Si on veut améliorer l’ordinaire, il y a également l’embarras du choix. Chaque resto à sa spécialité : viandes grillées, fondue japonaise, tempura (friture), etc. Sans compter les spécialités étrangères, à commencer par les françaises. Hier soir, on est passé voir la carte de Joël Robuchon, qui n’avait pas l’air mal. Mais comme on n’a pas fait autant de kilomètres pour manger du foie gras, on a fini dans un tepanyaki qui nous a servi 9 plats dont un bœuf grillé fondant à tomber par terre.

Ici, il y a un vrai culte de la bonne cuisine qui se double d’une culture du perfectionnisme et du raffinement.

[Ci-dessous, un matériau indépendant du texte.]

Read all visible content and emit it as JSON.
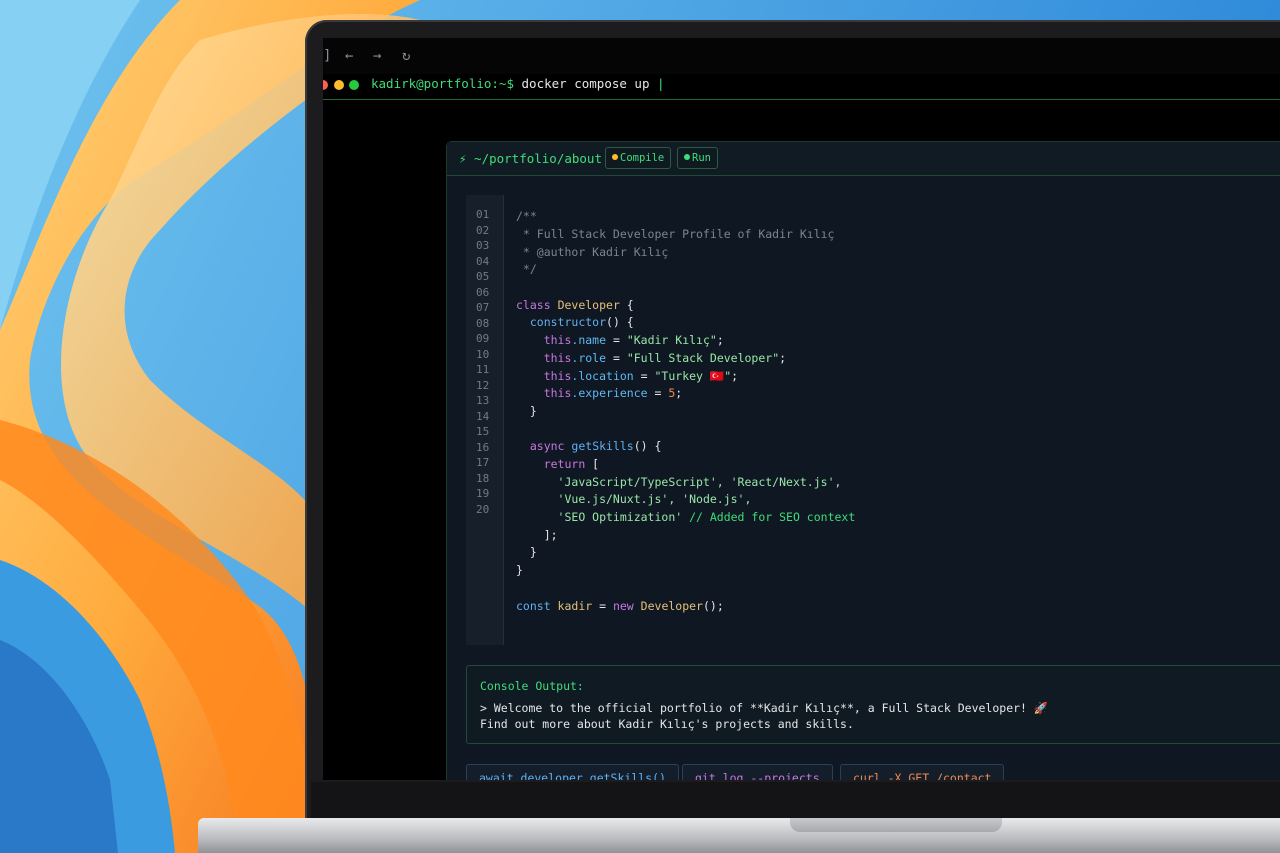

Les sous-sols des grands magasins en sont le reflet le plus éclatant. Intégralement dédiés à la bonne bouffe, on y croise les plats préparés et les desserts les plus raffinés. De quoi faire passer Lafayette Gourmet pour un franprix de banlieue est ! Tous les grands noms français sont là : Fauchon, Kaiser, Ladurée, Robuchon, et même certains noms que l’on ne connait pas : Boul’Mich, ‘Vie de France’… Évidemment, il y a quelques adaptations locales : brioche à la patate douce chez Fauchon ou pain au beaujolais chez Kaiser…

Mais le comble du luxe, ce ne sont pas les spécialités françaises, ce sont les fruits ! Le marchand de fruit ressemble a une parfumerie. Dans sa vitrine épurée, trônent quelques fruits somptueusement emballés dans des boites moltonnées. Le prix de la grappe de raisins dans son écrin ? 10 000 yens. 100 euros pour une (belle) grappe de raisins ! Si c’est un peu cher, vous pouvez toujours vous rabattre sur un lot de trois pommes à 40 euros. J’ai mis la photo sur le blog tellement c’est invraisemblable.

Suite au prochain numéro. Bon appétit.